Dr. Roberts urged the board to approve the plan, saying NAC sees Berryville as a center for expanded college learning for Carroll County, southern Missouri and as far south as Huntsville.
"If it takes off, you want some control over it," Roberts said.
High School Principal Ron Harvell said he would like to see the NAC adult education program also be available to Berryville students.
Several points have to be ironed out, including a proposed $700 fee per semester that the college would pay for maintenance and security of the building after hours. Board member Tom Sharp suggested a discount for Berryville students, and Randy Colvin wondered about damage liability for the district.
Roberts will proceed with negotiations with the college. The classes could begin in the fall of 2003, and be offered for about two hours or more every evening accept Friday. The college has proposed hiring three local teachers so far, Roberts said.
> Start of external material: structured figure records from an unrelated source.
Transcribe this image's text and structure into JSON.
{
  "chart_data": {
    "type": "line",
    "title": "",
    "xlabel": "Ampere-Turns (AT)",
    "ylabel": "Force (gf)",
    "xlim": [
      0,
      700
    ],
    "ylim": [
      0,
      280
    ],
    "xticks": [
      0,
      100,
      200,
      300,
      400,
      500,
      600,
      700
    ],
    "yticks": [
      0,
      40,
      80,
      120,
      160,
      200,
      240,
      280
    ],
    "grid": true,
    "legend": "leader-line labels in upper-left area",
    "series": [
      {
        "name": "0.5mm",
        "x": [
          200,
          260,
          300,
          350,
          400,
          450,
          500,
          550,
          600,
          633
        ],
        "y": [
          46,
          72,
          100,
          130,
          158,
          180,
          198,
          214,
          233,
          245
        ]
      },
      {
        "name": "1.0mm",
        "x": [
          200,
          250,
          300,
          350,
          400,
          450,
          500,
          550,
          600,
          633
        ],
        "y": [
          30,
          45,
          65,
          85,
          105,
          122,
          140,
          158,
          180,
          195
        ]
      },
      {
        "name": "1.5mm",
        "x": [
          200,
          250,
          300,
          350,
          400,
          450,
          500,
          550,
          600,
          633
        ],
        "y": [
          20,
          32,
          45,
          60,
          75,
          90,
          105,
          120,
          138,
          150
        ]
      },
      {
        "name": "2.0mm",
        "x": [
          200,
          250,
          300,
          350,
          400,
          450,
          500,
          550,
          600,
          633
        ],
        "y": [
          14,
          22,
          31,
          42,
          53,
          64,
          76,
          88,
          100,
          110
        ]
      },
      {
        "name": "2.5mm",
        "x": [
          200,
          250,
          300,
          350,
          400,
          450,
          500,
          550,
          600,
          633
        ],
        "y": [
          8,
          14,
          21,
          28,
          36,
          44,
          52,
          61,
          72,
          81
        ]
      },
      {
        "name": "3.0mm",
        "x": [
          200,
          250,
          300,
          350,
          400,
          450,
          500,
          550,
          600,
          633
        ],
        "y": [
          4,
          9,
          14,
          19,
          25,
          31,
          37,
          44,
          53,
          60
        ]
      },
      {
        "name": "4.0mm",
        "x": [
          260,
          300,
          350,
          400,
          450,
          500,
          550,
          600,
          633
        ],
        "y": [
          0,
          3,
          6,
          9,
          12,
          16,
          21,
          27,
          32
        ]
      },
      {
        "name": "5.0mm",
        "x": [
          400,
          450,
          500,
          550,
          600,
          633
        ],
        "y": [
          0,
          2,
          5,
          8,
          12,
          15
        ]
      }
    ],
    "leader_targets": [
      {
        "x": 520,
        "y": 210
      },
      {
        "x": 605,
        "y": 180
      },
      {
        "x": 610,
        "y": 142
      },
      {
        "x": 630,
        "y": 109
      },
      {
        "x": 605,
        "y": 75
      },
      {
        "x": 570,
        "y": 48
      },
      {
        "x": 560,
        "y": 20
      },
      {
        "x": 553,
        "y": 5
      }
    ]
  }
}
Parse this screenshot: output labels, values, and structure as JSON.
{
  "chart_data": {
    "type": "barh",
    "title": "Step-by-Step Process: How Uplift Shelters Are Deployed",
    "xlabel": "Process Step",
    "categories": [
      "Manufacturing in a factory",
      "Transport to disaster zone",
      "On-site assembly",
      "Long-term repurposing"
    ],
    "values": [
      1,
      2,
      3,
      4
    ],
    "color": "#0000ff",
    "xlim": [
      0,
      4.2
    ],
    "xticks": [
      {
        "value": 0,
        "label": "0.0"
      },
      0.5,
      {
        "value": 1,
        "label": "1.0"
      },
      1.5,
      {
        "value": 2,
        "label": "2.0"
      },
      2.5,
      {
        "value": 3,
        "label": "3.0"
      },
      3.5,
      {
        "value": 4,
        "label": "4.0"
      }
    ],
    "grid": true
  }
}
In other business, the board heard an update from Roberts on the district's financial picture.
Enrollment has remained steady and the school is still filled to capacity at about 1,660 students. Problem areas continue to be high enrollment at the kindergarten, first- and fourth-grade levels.
Roberts said the state has announced another round of budget cuts due to declining revenues. He said the cuts right now amount to $35.91 per student, for a total of $59,992. There is a bright side, he said, with a $200,000 payment due from the state for new student growth. He said the district is "way above" state tax projections and is close to the target for local tax collections.
Several changes in rules in the K-5 student handbook were approved, including updating new personnel, such as adding new Superintendent Michael Cox's name to the book, and some other revisions and deletions.
The book now says students who have five tardies on their attendance record would be charged one absent day. Elementary Principal Teresa Wright and assistant Principal Shelley Glass-Osnes said that system is unworkable, because it is very difficult to track and enter tardies for every student into the required computer program.
Board member Keith Butler said an absent day means less money from the state for Average Daily Attendance (ADA) reimbursement, and said he'd like to see some sort of discipline instituted for habitual tardiness rather than abandoning the system altogether.
Wright also raised the issue of getting parents more involved in the school system since the parent teacher organization went into dormancy last year for apparent lack of interest by both the schools and the parents.
She outlined a tentative parent-teacher involvement plan for the board.
After the meeting, parent-activist Julie McCall said she would like to get a parent-teacher organization going again, emphasizing how important she believes the matter to be.